Re: [PATCH 2/2] PCI: Do not wait for disconnected devices when resuming

From: Ilpo Järvinen
Date: Tue Jan 30 2024 - 08:22:07 EST


On Mon, 29 Jan 2024, Bjorn Helgaas wrote:

> On Mon, Jan 29, 2024 at 01:27:10PM +0200, Ilpo Järvinen wrote:
> > On runtime resume, pci_dev_wait() is called:
> > pci_pm_runtime_resume()
> > pci_pm_bridge_power_up_actions()
> > pci_bridge_wait_for_secondary_bus()
> > pci_dev_wait()
> >
> > While a device is runtime suspended along with its PCIe hierarchy, the
> > device could get disconnected. In such case, the link will not come up
> > no matter how log pci_dev_wait() waits for it.
>
> s/PCIe/PCI/ (unless this is a PCIe-specific thing)
> s/log/long/
>
> > Besides the above mentioned case, there could be other ways to get the
> > device disconnected while pci_dev_wait() is waiting for the link to
> > come up.
> >
> > Make pci_dev_wait() to exit if the device is already disconnected to
> > avoid unnecessary delay. As disconnected device is not really even a
> > failure in the same sense as link failing to come up for whatever
> > reason, return 0 instead of errno.
>
> The device being disconnected is not the same as a link failure.

This we agree and it's what I tried to write above.

> Do
> all the callers do the right thing if pci_dev_wait() returns success
> when there's no device there?

It's a bit complicated. I honestly don't know what is the best approach
here so I'm very much open to your suggestion what would be preferrable.

There are two main use cases (more than two callers but they seem boil
down to two use cases).

One use case is reset related functions and those would probably prefer to
have error returned if the wait, and thus reset, failed.

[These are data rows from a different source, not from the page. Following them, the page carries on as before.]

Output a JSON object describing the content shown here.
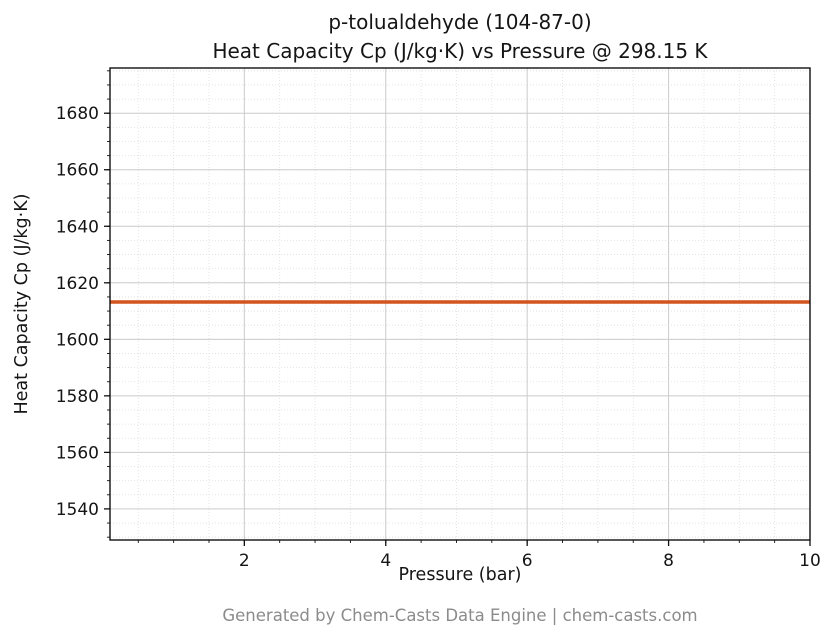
{
  "title": {
    "line1": "p-tolualdehyde (104-87-0)",
    "line2": "Heat Capacity Cp (J/kg·K) vs Pressure @ 298.15 K"
  },
  "footer": {
    "caption": "Generated by Chem-Casts Data Engine | chem-casts.com"
  },
  "chart_data": {
    "type": "line",
    "title": "p-tolualdehyde (104-87-0) Heat Capacity Cp (J/kg·K) vs Pressure @ 298.15 K",
    "xlabel": "Pressure (bar)",
    "ylabel": "Heat Capacity Cp (J/kg·K)",
    "xlim": [
      0.1,
      10
    ],
    "ylim": [
      1529,
      1696
    ],
    "x_ticks": [
      2,
      4,
      6,
      8,
      10
    ],
    "y_ticks": [
      1540,
      1560,
      1580,
      1600,
      1620,
      1640,
      1660,
      1680
    ],
    "x_minor_step": 0.5,
    "y_minor_step": 5,
    "grid": true,
    "legend": "none",
    "series": [
      {
        "name": "Cp",
        "color": "#d2541e",
        "x": [
          0.1,
          10
        ],
        "y": [
          1613.2,
          1613.2
        ]
      }
    ],
    "colors": {
      "line": "#d2541e",
      "major_grid": "#cccccc",
      "minor_grid": "#dedede",
      "axis": "#111111",
      "tick_text": "#151515"
    }
  }
}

Then the another is wait for buses, that is,
pci_bridge_wait_for_secondary_bus() which return 0 if there's no device
(wait successful). For it, it would make sense to return 0 also when
device is disconnected because it seems analoguous to the case where
there's no device in the first place.

Perhaps it would be better to return -ENOTTY from pci_dev_wait() and check
for that disconnected condition inside
pci_bridge_wait_for_secondary_bus()? To further complicate things,
however, DPC also depends on the return value of
pci_bridge_wait_for_secondary_bus() and from its perspective, returning
error when there is a device that is disconnected might be the desirable
alternative (but I'm not fully sure how everything in DPC works but I
highly suspect I'm correct here).

Either way, the fix itself does care and seemed to work regardless of the
actual value returned by pci_dev_wait().

> > Also make sure compiler does not become too clever with
> > dev->error_state and use READ_ONCE() to force a fetch for the
> > up-to-date value.
>
> I think we should have a comment there to say why READ_ONCE() is
> needed. Otherwise it's hard to know whether a future change might
> make it unnecessary.

Sure, I'll add a comment there.

--
i.